彼は外部とのコミュニケーションも楽しむ。7日、ナイジェリアとの評価試合(1対3敗北)を終えた後、キム・ジョンフン北朝鮮監督をはじめ、選手のほとんどは韓国記者の質問を避け、急いで競技場を離れた。しかし、鄭大世は、「韓国の速いFWらが一対一のパスで攻略すれば、ナイジェリアDF陣を簡単に動揺させることができるだろう」と、攻め方について詳しくアドバイスした。自分の日本語のブログには、W杯期間中に起きた出来事を紹介し、新世代スターらしい面貌を見せている。
鄭大世が注目されるもう一つの理由は、韓国の現代史をそのまま見せている彼の履歴のためだ。在日韓国人3世として日本で生まれた彼は、韓国人の父親の国籍を受け継ぎ、韓国国籍である。彼の母親は北朝鮮国籍だが、姉と兄はみんな韓国国籍である。彼の兄のチョン・イセは、韓国の実業チーム忠州(チュンジュ)ハムメルのGKとしてプレーしている。

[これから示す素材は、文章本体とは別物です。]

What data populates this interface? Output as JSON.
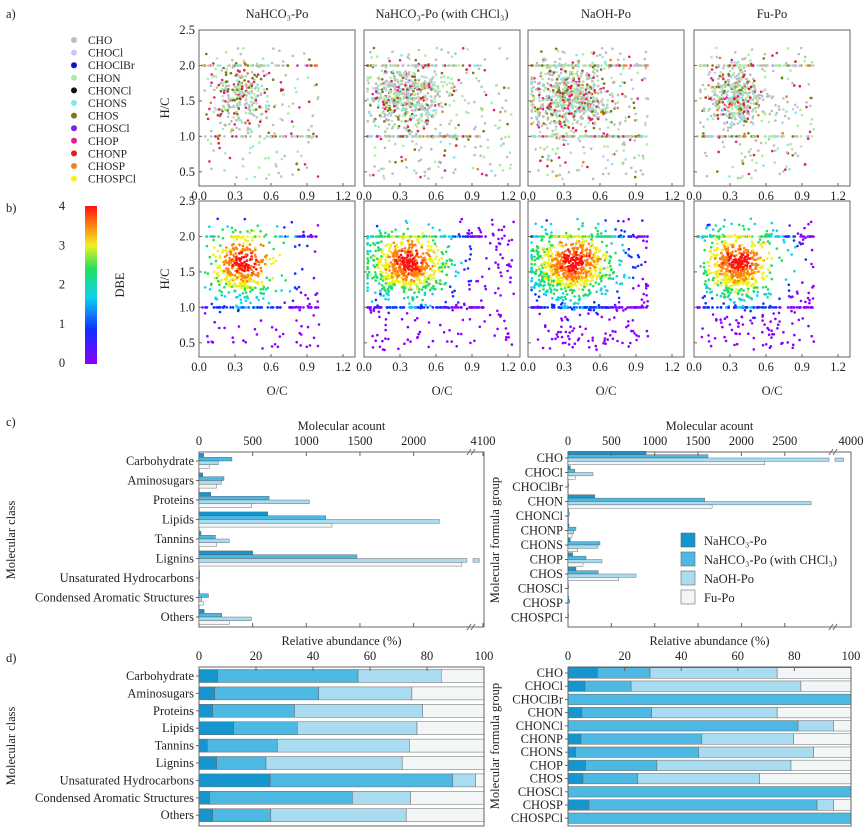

しかし、彼は子どもの時から、朝鮮総連系の学校に通いながら自然に「私の祖国は北朝鮮」という考えを持つようになった。彼はサッカーを始めてから北朝鮮代表の夢を育ててきたが、自分の国籍のために不可能であることを知った。韓国は二重国籍を認めないため、北朝鮮代表としてプレーするには韓国国籍を諦めればよいのだが、韓国政府が北朝鮮を正式の国家として認めていないため、放棄申請も不可能だった。彼は、FIFAに自分の出生背景や韓国と北朝鮮の歴史的な背景を説明した自筆の請願書を送り、FIFAはこれを受け入れた。結局、彼は07年7月、北朝鮮代表になった。
鄭大世はブラジルとの試合が終了後、グラウンドに横になり、再び涙を流した。ブラジルに勝てず、ゴールを決められなかったという残念な気持ちのためだった。彼は試合前に流した涙については、「W杯に出場して世界最強のチームと戦えることが、嬉しく泣いた」と答えた。日本で生まれ育った韓国国籍の北朝鮮サッカー代表の鄭大世。大衆の関心を受けるのがスターだとしたら、彼は確かにスターである。韓国人には格別である彼のこれからの歩みはさらに関心を引く。